Back in the 1980s, Victorian Harold Nichols and others had a vision for creating Victoria's own riverwalk. They hired San Antonio's Al Groves and Associates, who engineered an extension of the San Antonio Riverwalk.

That plan fell apart as the economy soured during the oil bust, but the vision deserves more consideration. The exact plan might not be what Victoria needs, but the river remains central to the city's past and future.

With the momentum created by the downtown sidewalk project and by the new Main Street program, Victoria is poised to reinvent itself in the 21st century. The arrival of the new Caterpillar manufacturing plant and the expansion of the University of Houston-Victoria add to the excitement.

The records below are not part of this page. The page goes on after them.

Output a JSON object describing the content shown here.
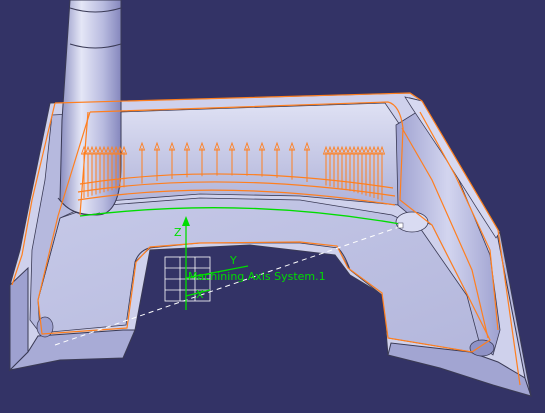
{
  "viewport": {
    "background": "#333366",
    "part_color": "#c8cbe8",
    "part_shade": "#9da0cf",
    "part_dark": "#7a7db8",
    "toolpath_color": "#ff7f1f",
    "guide_color": "#00dd00",
    "edge_color": "#3a3a55"
  },
  "axis_system": {
    "label": "Machining Axis System.1",
    "x_label": "X",
    "y_label": "Y",
    "z_label": "Z"
  }
}
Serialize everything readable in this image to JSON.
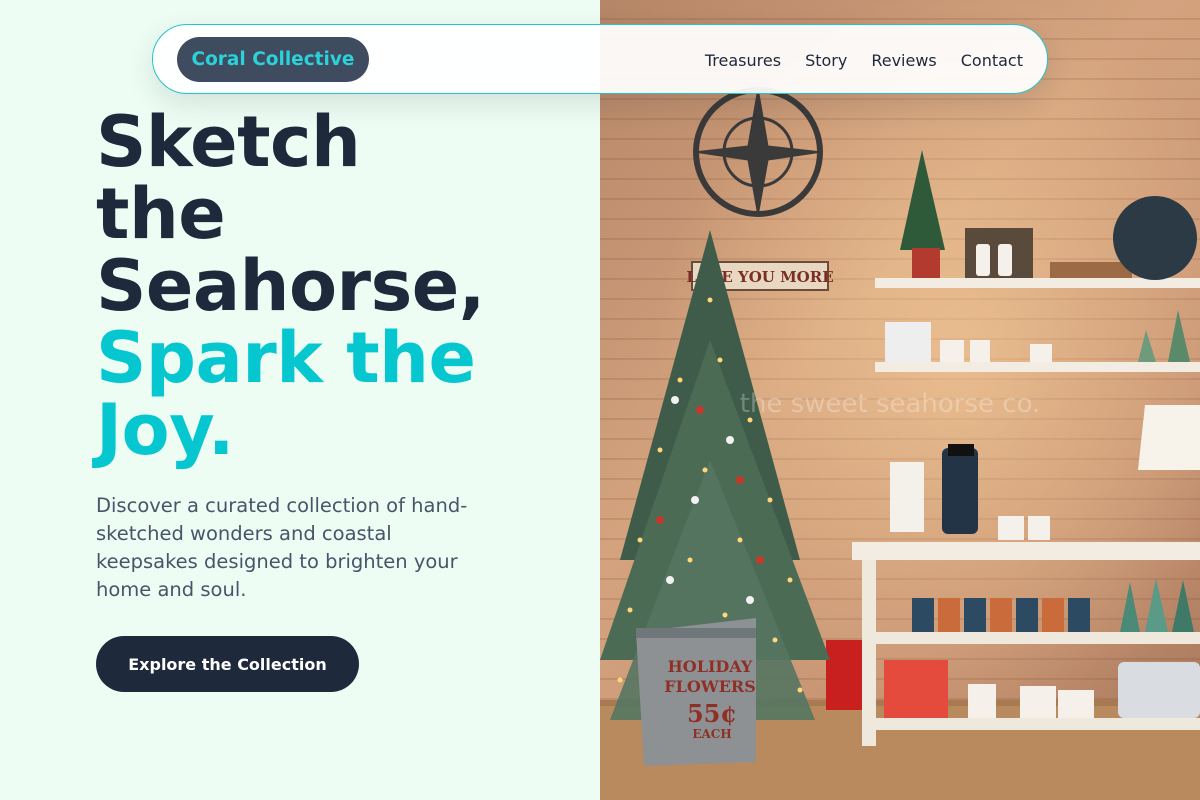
{
  "nav": {
    "brand": "Coral Collective",
    "links": [
      "Treasures",
      "Story",
      "Reviews",
      "Contact"
    ]
  },
  "hero": {
    "title_dark_1": "Sketch",
    "title_dark_2": "the",
    "title_dark_3": "Seahorse,",
    "title_accent_1": "Spark the",
    "title_accent_2": "Joy.",
    "description": "Discover a curated collection of hand-sketched wonders and coastal keepsakes designed to brighten your home and soul.",
    "cta_label": "Explore the Collection"
  },
  "photo": {
    "wall_sign": "LOVE YOU MORE",
    "bucket_text_1": "HOLIDAY",
    "bucket_text_2": "FLOWERS",
    "bucket_price": "55¢",
    "bucket_each": "EACH",
    "watermark": "the sweet seahorse co."
  },
  "colors": {
    "page_bg": "#edfdf3",
    "heading_dark": "#1e293b",
    "accent_cyan": "#06c7cf",
    "body_text": "#475569",
    "button_bg": "#1e293b",
    "brand_bg": "#3f4b5f"
  }
}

The money needed for a riverwalk seems staggering, but Groves says an even bigger challenge is getting public support. If a community truly works together, even big dreams are possible, he says.

One idea worth exploring is using city hotel-motel tax money to sustain the project and combine that with federal grants and private investment. Some have criticized the Victoria Convention and Visitors Bureau's advertising campaign, which uses hotel-motel tax money, for failing to give people a reason to visit the city.

Imagine if $750,000 a year were used instead to help create a riverwalk and a downtown hotel and convention center. The project might take decades to complete, but it would transform Victoria.

The most attractive cities in the world have used their rivers as attractions. Victoria could do this and add to that effort the rich history of its downtown. "Our Main Streets tell us who we are and who we were, and how the past has shaped us. We do not go to bland suburbs or enclosed shopping malls to learn about our past, explore our culture, or discover our identity. Our Main Streets are the places of shared memory where people still come together to live, work, and play,'' the Main Street program declares on its website.

The state restricts the use of hotel-motel tax to putting "heads in beds," so undoubtedly some might argue this long-term project wouldn't qualify. The city would be wise to research this point, however, and consider the hotel-motel tax also may be used for historical renovation and preservation and for convention and visitors centers. This project seems to qualify on all counts.

Many cities, including Victoria, suffer from the Eeyore Syndrome. You likely know some of these people. They're always quick to point out why something can't be done and find the worst in everything. To quote A.A. Milne:

"Good morning, Pooh Bear,'' said Eeyore gloomily. "If it is a good morning," he said. "Which I doubt," said he.

"Why, what's the matter?"

"Nothing, Pooh Bear, nothing. We can't all, and some of us don't. That's all there is to it.''

The Eeyores among us will look at the Guadalupe and see only alligators. Optimists see a river of dreams.

Leaders will figure out how to navigate the gators and turn a big dream into action.